Qaffin, just north of Tulkarem has a population of around 10,000. The size of the town has more than halved in the last 13 years as settlements and the annexation wall have stolen the towns agricultural land. 120,000 olive trees are currently on the west side of the wall, and a further 12,000 were razed to make way for the walls construction. The Israeli army also regularly invade the town, and 280 of the towns population are currently in Israeli jails.

Bil’in (from IMEMC, by: George Rishmawi)

Several protesters wounded in weekly Bil’in anti-wall protest

Dozens of residents of Bil’in, a village near Ramallah, took to the streets on Friday in their weekly demonstration protesting the illegal confiscation of the village’s land through Israel’s continued expansion of the wall.

The residents were joined by many International and Israeli peace activists, in addition to supporters of the Palestinian Democratic Federation Party (Fida), who were celebrating their eighteenth anniversary.

Protesters carried signs condemning the Israeli attacks on the Gaza Strip and others demanding the dismantling of the wall that is causing serious hardships for farmers in the village.

The protesters were stopped by Israeli soldiers at the pass-through gate of the wall and were prevented from reaching the land that has already been confiscated from their village. Israeli soldiers then used tear gas and sound bombs to disperse the demonstrators.

Palestinian youth participating in the demonstration responded by throwing rocks at the soldiers, who then began firing rubber-coated steel bullets. An Israeli peace activist, identified as Marina, and a Palestinian protester, identified as Naji Shouha, were moderately wounded by Israeli gunfire. Additionally, a number of Palestinians and Internationals were treated for tear gas inhalation.

Houses an Far’un village face imminent demolition

Two houses in the village of Far’un, near Tulkarem, are under threat of imminent demolition as the deadline given by the Israeli authorities for residents to evacuate their homes has come and passed.

The original deadline, which fell on 3rd February 2008, was met with a show of community resistance, with up to 100 villagers holding vigil outside the endangered houses, accompanied by eight international human rights workers. The community presence seemed sufficient to dissuade Israeli authorities from sending bulldozers to demolish the structures before the lawyer for the families could make an appeal of the High Court of Justice. A deadline extension was won, providing the families’ lawyer with ten more days in which to argue their case with the Israeli authorities. This deadline too has now passed, with no assurances the houses will be saved.

The homes, built on the western perimeter of the village, both lie within 50 meters of the segregation wall. Israeli authorities usually require the separation wall to have a “buffer zone” of up to 200 metres of empty land for security purposes.
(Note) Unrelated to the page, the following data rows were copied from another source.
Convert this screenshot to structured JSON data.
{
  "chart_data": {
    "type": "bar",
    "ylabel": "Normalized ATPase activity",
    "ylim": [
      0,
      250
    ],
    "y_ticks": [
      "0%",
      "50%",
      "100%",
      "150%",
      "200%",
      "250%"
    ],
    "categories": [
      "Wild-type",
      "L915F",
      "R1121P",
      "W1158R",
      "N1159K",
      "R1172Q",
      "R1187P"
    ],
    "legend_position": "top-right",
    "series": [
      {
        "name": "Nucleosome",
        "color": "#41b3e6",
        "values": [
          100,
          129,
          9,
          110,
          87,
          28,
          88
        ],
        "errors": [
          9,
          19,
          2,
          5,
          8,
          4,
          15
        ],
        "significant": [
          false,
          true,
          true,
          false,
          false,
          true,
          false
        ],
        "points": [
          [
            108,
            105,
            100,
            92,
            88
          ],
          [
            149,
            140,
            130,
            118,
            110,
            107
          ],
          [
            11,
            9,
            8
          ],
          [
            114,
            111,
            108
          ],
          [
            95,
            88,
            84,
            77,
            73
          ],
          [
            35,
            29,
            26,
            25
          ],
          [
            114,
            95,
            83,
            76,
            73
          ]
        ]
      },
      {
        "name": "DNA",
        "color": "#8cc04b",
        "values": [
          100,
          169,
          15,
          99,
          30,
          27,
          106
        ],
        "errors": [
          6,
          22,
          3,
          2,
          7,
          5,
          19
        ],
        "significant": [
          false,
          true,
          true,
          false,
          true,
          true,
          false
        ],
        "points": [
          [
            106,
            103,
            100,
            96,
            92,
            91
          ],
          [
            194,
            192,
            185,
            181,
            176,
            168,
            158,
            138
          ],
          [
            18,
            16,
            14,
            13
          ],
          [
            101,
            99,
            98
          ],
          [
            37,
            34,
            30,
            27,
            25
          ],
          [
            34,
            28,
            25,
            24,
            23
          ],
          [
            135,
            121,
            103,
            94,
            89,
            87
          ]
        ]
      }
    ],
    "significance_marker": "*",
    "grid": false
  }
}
The houses, however, were built in 1998 – six years prior to the construction of the wall, which was completed in the Tulkarem region in 2004. Nonetheless, Israeli authorities have declared the houses “illegal structures”, despite having needlessly constructed the wall so close to residential dwellings.
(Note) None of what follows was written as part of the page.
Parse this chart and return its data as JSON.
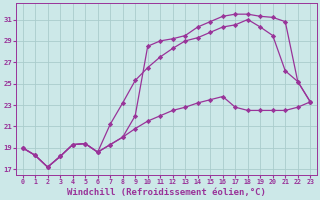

Eight nearby homes have also been demolished since the construction of the wall – two in 2003 and six in February 2007 – causing chaos in the small village of only 3000 residents, as the forcibly displaced home-owners were compelled to move in to relatives’ homes.

Another nearby home has also received two written warnings advising residents to demolish their own home – a third letter will advise of impending Israeli destruction. The local primary school for boys is also under threat, as one-half of the school grounds lie within the projected “buffer zone”.

The residents currently live in a state of fear and uncertainty – as they have been doing in the four years since their neighbours’ houses were first demolished in 2003. One of the home-owners, a 35 year old man, has remained single, waiting to marry until he had finished building his house so as to have stability to offer his intended family.